Lawmakers have expressed concerns over what they called arbitrary and creative accounting by the Independent Commission Against Corruption as they examine expenses for meals and duty visits incurred by its former chief, Timothy Tong Hin-ming.
In April, the Audit Report revealed that Tong had hosted two lavish dinners in December 2011 based around an international anti-corruption video competition. But Legco's public accounts committee found that the first dinner, on December 6, was not included in the HK$1.73 million expenses claimed for the whole function.
The dinner was calculated as part of the general expenses of the ICAC. There was also a boat trip on the second date that cost HK$2,000.
Kenneth Leung, the lawmaker representing the accountancy sector, voiced concerns over such "arbitrary" accounts. "We cannot get the overall impression of how much was actually spent on this event."

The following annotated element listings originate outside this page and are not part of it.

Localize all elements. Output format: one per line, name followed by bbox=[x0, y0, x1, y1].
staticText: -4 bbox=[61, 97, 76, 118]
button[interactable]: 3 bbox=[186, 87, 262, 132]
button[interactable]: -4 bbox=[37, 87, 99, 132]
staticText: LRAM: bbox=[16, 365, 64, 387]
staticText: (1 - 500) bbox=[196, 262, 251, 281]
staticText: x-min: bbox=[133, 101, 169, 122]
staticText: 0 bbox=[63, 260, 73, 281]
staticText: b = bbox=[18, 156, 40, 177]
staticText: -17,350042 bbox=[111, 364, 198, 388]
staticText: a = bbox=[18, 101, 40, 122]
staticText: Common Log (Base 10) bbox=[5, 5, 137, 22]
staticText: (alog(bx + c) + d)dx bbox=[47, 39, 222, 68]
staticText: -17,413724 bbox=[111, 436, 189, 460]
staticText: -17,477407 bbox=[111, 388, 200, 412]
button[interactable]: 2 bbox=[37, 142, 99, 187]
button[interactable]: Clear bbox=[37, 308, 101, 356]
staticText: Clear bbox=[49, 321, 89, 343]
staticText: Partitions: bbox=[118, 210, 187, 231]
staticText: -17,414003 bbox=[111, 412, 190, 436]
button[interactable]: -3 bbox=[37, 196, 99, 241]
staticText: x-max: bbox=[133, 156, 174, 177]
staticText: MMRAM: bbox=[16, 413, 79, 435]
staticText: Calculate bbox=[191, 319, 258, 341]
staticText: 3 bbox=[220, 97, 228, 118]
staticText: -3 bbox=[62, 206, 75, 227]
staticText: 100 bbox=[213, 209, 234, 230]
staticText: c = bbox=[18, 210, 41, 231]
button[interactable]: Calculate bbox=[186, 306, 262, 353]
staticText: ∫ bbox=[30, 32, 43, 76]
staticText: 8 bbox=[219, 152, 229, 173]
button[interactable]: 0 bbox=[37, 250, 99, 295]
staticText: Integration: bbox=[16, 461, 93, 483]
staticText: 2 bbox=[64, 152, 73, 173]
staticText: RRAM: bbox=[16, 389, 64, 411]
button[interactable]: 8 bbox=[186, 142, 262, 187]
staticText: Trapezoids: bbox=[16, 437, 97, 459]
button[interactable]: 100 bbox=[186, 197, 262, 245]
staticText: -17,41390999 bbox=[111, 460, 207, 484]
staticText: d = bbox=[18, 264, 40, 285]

Forty-four guests of the video event later spent HK$12,807 to visit Guangdong's prosecution unit after the competition. But this expense was folded into the initial expenditure.
Committee chairman Abraham Razack urged Tong to explain such "creative accounting". Tong has said the ICAC's administrative branch had a system for filing expense claims.
Tong said he was having a weekend day off when the delegation visited Guangzhou, but he made a one-hour appearance as a matter of courtesy. Leung pointed out that this visit was not included in his 33 duty visits previously listed to Legco.
The committee also heard that Tong had hosted receptions in places such as the Jockey Club, the Football Club, the Country Club and Tai O. He also spent more than HK$35,000 at the Grand Hyatt hotel when Procurator General Cao Jianming visited from Beijing.
The expenses of the Centre of Anti-Corruption Studies, set up in 2009, came under the administrative branch of the ICAC between 2009 and 2011. But they were calculated as expenses of the Community Relations Department in the following 20 months. Last September, the centre's expenses came under the branch again.
Tong admitted that the hiring of a mainland scholar as a consultant for the study centre had not been done through the usual public recruitment exercise, but insisted that the professor's knowledge was an inspiration during his one-year term.
Tong also hit out at what he said were inaccurate media reports, saying they had distorted many facts.
He would seek legal advice about taking further action, he said.